REPUBLIKA.CO.ID, JAKARTA -- Lembaga Perlindungan Saksi dan Korban (LPSK) menyebut, kasus perbudakan manusia di era modern semakin banyak terjadi. Karena itu, LPSK menekankan bahwa korban perbudakan atau tindak pidana perdagangan orang (TPPO) berhak mendapatkan restitusi alias ganti kerugian dari pelaku.
Wakil Ketua LPSK Antonius PS Wibowo mengatakan, hak restitusi termaktub dalam Undang-Undang Nomor 31 Tahun 2014 tentang Perlindungan Saksi dan Korban. Hak ini juga diatur secara khusus dalam UU Nomor 21 Tahun 2007 tentang Pemberantasan Tindak Pidana Perdagangan Orang.
Antonius mengatakan, LPSK telah melindungi 72 korban TPPO dengan modus dijadikan anak buah kapal (ABK), sepanjang tahun 2021. Selain itu, ada puluhan korban TPPO yang dilindungi terkait 48 kasus pada sektor asisten rumah tangga, buruh pabrik, dan jasa hiburan.

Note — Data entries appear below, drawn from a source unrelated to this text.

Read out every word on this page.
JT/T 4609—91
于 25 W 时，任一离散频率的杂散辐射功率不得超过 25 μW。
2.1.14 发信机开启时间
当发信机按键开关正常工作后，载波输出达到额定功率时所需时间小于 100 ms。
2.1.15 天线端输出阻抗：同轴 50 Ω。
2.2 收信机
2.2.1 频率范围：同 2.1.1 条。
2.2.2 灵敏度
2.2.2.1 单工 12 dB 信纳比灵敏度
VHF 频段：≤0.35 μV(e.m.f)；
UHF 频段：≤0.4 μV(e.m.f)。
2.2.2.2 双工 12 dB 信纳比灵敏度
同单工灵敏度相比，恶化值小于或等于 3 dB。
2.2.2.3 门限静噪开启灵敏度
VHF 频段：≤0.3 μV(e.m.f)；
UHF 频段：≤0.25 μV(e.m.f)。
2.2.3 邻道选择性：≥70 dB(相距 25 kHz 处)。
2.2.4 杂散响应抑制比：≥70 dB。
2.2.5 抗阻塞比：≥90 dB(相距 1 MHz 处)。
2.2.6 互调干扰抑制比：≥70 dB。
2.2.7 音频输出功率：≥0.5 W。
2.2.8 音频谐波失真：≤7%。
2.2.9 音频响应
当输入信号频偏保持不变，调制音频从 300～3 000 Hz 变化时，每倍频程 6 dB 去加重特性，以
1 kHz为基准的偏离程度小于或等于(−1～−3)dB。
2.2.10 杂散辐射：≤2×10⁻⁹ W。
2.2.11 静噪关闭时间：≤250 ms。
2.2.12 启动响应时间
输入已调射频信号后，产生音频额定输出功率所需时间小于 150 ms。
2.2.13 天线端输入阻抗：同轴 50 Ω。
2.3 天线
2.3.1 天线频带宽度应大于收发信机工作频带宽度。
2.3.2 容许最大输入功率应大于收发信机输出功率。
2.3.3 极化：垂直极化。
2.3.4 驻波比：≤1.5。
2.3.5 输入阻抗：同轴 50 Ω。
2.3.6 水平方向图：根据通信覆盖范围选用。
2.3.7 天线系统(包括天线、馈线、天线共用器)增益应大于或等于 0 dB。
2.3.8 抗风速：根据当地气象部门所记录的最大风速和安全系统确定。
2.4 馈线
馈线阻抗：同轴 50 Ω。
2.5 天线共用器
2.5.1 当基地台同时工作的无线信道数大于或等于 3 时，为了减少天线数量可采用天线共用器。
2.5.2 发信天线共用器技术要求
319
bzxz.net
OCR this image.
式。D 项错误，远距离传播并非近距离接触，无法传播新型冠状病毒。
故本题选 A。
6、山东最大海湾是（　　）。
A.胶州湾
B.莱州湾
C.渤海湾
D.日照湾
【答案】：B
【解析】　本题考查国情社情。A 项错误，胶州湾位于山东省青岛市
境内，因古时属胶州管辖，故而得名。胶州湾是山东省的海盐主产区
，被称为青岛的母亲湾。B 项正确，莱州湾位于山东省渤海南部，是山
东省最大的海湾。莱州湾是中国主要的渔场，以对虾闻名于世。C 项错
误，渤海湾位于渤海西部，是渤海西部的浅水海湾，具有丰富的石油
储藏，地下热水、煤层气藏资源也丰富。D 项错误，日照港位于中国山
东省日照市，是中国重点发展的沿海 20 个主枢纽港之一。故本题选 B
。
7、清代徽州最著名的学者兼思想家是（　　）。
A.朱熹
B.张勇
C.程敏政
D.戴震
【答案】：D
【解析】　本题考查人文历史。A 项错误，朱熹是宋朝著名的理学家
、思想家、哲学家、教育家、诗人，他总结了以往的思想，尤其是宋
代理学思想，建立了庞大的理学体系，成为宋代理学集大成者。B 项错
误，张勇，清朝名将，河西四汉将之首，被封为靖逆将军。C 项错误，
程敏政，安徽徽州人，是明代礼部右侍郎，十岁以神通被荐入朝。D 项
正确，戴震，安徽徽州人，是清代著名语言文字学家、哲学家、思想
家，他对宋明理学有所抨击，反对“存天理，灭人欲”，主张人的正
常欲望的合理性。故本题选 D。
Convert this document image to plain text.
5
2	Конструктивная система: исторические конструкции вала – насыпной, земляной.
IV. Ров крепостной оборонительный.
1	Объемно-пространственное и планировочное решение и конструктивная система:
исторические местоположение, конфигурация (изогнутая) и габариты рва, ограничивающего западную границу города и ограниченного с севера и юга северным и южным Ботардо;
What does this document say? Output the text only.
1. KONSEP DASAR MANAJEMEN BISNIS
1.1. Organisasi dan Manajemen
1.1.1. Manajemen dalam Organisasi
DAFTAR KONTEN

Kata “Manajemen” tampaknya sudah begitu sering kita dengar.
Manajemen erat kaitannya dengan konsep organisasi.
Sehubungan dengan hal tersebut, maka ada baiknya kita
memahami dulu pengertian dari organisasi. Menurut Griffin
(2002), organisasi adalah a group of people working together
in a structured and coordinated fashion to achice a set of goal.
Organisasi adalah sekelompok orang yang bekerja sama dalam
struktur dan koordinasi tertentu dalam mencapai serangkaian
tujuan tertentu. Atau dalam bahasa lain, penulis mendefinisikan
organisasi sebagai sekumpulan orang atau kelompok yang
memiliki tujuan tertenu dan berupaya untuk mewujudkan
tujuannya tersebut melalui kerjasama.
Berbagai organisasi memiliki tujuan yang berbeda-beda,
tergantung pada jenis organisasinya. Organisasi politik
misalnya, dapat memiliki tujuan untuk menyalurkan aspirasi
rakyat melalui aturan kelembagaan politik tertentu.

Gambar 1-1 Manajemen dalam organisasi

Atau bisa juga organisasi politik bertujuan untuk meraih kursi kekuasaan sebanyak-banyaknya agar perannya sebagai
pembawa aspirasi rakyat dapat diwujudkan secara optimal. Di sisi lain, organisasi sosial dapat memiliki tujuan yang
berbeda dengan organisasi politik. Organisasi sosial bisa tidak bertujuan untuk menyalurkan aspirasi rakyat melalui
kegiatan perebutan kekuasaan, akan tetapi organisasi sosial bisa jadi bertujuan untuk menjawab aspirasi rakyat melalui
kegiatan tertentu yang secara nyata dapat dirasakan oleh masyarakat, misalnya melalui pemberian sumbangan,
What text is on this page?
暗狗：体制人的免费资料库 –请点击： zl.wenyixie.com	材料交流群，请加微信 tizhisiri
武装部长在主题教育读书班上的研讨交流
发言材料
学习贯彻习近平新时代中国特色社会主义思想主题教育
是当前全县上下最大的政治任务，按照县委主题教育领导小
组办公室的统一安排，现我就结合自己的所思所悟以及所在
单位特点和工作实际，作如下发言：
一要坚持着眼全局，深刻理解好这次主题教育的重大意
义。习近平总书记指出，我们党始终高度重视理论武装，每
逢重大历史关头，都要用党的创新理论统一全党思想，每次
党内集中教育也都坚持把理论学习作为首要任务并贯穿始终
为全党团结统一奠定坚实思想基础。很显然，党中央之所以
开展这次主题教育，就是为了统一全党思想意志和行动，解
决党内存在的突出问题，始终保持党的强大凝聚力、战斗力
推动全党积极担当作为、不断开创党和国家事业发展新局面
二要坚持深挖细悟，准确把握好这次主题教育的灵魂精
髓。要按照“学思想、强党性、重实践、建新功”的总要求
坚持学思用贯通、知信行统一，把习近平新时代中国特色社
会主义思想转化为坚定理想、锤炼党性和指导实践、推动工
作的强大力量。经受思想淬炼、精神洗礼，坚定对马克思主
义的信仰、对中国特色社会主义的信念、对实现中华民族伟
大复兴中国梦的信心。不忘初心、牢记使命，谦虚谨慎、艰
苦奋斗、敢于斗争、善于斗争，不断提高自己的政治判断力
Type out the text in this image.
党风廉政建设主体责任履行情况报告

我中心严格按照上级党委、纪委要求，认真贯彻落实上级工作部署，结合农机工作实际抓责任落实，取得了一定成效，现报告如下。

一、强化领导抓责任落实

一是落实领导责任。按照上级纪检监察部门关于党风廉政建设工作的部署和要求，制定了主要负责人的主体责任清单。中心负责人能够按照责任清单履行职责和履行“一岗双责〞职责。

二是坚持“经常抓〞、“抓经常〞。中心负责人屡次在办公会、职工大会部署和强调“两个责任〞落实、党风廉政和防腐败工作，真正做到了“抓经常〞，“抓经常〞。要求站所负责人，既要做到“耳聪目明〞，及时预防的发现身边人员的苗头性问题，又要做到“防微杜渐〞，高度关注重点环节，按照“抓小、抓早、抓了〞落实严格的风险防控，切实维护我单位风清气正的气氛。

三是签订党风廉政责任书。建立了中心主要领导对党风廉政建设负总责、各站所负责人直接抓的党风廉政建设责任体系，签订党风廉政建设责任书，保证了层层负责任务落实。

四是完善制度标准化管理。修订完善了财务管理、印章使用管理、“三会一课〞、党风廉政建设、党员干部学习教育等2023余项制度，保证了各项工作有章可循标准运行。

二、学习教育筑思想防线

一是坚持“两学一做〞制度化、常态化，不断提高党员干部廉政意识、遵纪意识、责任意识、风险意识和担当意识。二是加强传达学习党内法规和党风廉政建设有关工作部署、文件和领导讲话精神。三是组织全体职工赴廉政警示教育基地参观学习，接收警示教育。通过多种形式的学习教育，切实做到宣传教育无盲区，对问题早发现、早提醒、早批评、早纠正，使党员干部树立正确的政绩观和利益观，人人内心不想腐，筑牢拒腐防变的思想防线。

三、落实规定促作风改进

LSPK pun telah menghitung nilai restitusi para korban TPPO tersebut, yakni totalnya Rp 8,2 miliar. Namun, yang masuk dalam tuntutan oleh penuntut umum hanya sekitar Rp 4,8 miliar.
Dari jumlah itu, lanjut dia, majelis hakim hanya mengabulkan restitusi korban dengan total Rp 3,2 miliar. "Sedangkan nilai restitusi yang dibayarkan oleh pelaku (diterima oleh korban) masih jauh dari angka putusan tersebut," kata Antonius dalam keterangannya, Rabu (2/2/2022).
Antonius menambahkan, idealnya jumlah restitusi yang diterima korban sama dengan yang diputus/dikabulkan hakim. Karena belum ideal, LPSK akan terus mensosialisasikan pemahaman di kalangan stakeholder bahwa restitusi merupakan hak korban.
LPSK sebelumnya juga sempat menyinggung hak restitusi bagi puluhan orang yang diduga jadi korban perbudakan di rumah Bupati Langkat nonaktif, Terbit Rencana Perangin-angin.
"Nanti kalau ada tuntutan restitusi dari korban, kita akan lakukan perhitungan," kata Ketua LPSK Hasto Atmojo Suroyo saat konferensi pers temuan tim investigasi LPSK untuk kasus kerangkeng manusia, di Kantor LPSK, Senin.